There are many reasons why change is hard for your employees. According to many personality profiles the % of risk takers or even those who will embrace change is around 25%- 30% at most. That leaves 7 out of 10 employees who would rather not change. So what happens when business processes must change in a company?
As I have worked with many teams to help improve their performance, the reasons they have given me specifically are:
- The Fear of the Unknown. No one told them how this change would impact them.
- They find comfort in the current business process. They know what to expect each day.
- They project in their minds that the new end result will be more difficult than what they are currently doing.
As the saying goes, the Devil you know is better than the Devil you don’t.
How can managers and leaders of team get their employees to embrace change?
Take them on the journey in their mind BEFORE you begin the real journey. What do I mean? Those of you who have children will understand. When I am taking my kids on a trip what I do first is I explain to them what the journey is. I paint the picture of the excitement of our destination. What it will look like when we get there and what they will experience.
Next I tell them why we are going. This is very important because if they embrace the why of the journey, then any difficulty along the way we experience can be overcome with their commitment to the why.
Lastly I tell them how it will happen. When we will leave, how we will travel, how we will handle our time at the airport for instance and how we will spend our time along the way. The more detailed I am, the more comfort they have in knowing what is coming next. If I did not take this approach there would be no buy in for the journey.
These same initial three steps can be used with your employees when you have to implement a change in process or procedure.

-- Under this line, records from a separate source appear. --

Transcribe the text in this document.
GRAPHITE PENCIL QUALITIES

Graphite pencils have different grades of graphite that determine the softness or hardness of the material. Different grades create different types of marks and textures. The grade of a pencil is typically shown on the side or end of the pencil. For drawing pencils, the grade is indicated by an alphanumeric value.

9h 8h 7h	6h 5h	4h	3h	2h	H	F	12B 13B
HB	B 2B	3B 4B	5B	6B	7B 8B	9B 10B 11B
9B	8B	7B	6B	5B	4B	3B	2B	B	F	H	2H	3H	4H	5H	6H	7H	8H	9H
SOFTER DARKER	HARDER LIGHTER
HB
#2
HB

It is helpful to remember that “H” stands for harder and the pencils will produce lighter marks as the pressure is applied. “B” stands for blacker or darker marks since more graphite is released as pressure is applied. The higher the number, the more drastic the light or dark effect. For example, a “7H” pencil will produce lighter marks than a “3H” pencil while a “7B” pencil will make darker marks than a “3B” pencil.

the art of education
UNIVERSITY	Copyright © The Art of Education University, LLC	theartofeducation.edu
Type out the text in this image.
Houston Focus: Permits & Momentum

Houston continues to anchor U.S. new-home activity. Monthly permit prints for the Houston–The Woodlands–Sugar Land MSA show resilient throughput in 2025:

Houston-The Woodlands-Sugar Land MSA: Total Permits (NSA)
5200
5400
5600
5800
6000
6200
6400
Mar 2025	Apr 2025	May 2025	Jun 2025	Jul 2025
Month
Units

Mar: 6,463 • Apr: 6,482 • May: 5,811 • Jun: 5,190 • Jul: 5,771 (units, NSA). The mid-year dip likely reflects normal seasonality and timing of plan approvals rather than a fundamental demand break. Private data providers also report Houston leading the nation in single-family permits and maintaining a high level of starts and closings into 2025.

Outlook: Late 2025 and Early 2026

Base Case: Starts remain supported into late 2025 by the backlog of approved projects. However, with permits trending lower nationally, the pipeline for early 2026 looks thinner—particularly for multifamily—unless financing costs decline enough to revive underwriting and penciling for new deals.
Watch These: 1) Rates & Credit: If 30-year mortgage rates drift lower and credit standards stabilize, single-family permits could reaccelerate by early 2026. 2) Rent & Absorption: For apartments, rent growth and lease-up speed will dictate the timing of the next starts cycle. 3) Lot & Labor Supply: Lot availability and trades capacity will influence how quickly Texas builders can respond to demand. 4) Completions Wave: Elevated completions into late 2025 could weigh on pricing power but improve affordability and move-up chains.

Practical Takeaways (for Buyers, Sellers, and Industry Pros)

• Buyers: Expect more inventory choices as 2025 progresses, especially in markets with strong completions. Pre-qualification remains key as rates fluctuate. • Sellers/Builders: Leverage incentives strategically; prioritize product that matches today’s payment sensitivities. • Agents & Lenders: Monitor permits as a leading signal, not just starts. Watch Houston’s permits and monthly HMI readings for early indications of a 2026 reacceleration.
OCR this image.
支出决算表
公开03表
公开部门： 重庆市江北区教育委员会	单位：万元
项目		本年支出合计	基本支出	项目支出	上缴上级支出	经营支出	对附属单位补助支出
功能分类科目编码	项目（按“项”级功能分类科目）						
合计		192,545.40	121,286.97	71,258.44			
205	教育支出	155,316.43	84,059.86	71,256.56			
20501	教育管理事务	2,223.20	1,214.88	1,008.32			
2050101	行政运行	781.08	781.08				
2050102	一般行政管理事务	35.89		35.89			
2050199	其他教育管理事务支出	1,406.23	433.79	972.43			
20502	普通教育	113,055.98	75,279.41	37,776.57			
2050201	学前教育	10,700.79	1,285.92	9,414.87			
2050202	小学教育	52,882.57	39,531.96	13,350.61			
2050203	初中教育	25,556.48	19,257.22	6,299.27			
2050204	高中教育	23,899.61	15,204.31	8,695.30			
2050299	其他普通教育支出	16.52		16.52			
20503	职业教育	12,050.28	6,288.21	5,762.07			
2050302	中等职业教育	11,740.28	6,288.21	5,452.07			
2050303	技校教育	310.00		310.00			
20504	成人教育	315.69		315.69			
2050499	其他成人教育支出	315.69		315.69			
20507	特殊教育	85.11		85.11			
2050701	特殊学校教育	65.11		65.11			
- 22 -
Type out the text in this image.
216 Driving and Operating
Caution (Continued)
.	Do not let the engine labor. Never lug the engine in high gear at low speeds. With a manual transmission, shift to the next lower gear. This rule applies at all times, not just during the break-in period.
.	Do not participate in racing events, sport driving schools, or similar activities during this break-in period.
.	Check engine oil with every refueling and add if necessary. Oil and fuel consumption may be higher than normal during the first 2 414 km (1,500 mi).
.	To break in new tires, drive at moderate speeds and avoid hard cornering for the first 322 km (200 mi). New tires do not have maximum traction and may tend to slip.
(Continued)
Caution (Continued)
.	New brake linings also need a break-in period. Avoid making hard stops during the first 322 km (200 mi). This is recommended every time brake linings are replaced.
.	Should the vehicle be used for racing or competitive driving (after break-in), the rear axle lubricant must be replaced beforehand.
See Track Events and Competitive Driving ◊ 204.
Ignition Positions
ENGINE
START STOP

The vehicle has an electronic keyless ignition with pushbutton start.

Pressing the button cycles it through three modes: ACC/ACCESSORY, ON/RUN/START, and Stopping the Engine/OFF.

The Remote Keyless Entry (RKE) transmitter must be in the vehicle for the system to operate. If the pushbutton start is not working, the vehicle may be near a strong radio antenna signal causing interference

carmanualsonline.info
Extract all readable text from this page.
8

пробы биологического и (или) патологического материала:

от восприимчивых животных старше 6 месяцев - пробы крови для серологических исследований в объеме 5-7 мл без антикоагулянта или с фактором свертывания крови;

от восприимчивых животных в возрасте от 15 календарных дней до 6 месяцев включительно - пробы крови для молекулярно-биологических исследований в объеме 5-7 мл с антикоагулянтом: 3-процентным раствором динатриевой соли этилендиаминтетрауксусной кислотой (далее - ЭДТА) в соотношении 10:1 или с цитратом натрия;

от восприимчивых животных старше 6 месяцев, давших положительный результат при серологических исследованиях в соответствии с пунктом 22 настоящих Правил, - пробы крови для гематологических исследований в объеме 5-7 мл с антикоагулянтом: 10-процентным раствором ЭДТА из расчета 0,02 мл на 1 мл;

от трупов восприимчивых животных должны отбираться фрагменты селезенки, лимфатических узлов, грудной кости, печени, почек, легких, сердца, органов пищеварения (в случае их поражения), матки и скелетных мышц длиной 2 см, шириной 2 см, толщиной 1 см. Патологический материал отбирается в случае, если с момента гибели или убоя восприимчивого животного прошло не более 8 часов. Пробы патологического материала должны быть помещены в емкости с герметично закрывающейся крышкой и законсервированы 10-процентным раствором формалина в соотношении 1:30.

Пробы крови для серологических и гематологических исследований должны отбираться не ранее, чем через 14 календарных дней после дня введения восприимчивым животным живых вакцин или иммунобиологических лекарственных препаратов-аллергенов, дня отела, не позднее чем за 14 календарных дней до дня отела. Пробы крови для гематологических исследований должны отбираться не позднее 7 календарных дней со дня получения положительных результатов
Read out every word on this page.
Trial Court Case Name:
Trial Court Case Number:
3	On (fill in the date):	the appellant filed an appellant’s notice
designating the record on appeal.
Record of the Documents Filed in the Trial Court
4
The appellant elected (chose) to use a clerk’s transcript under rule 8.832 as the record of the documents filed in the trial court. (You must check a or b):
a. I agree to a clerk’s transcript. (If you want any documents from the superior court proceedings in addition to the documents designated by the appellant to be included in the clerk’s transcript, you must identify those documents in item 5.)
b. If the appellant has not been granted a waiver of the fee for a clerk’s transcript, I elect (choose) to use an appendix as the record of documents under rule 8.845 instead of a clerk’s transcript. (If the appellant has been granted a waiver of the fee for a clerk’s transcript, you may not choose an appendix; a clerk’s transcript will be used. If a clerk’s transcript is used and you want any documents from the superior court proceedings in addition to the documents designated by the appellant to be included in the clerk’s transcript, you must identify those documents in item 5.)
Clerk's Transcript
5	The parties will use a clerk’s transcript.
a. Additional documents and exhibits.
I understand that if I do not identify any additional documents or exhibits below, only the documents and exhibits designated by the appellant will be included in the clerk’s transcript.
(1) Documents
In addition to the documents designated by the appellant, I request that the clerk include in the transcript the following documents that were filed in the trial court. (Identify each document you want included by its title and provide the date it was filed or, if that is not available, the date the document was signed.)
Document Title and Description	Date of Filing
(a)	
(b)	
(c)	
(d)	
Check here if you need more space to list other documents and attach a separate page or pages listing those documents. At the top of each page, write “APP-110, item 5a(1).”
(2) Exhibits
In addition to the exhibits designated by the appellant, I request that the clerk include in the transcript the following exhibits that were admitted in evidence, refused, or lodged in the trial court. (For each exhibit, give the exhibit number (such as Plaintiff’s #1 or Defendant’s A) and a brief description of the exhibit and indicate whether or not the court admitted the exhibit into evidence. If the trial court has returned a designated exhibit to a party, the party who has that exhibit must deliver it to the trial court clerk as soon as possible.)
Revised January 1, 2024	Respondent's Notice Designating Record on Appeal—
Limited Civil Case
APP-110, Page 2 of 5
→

Explain what is going to change. Paint the picture of where you are, what the destination is and what the impact will be when you get there. Maybe it is a process that makes their job easier. Maybe it is upgrading the workspace. Maybe it is getting customers through the buying process quicker.
Whatever it is, you need to paint the destination as a place they will desire to get to.
Next focus on why this has to happen. Remember that the why has to connect to the individuals taking the journey. Just because it is important to upper management is not enough. Maybe it means more customers for them to sell, thus more commissions. Maybe it is removing a stressful situation so it makes their job easier to do each day.
Lastly tell them how it will occur. When will this change begin? When will training take place if new skills are required? Explain every stage or step along with a timeline for completion. Explain how each of them will be impacted and their responsibility during these changes.
Giving them a very detailed structure may be counter-intuitive to some but the more details they have, the less time they spend creating situations in their minds that don’t exist.
Remember change is hard for 70% of your employees. But if you outline these first three steps correctly, then implementing any change of process will be more effective and embraced by your team.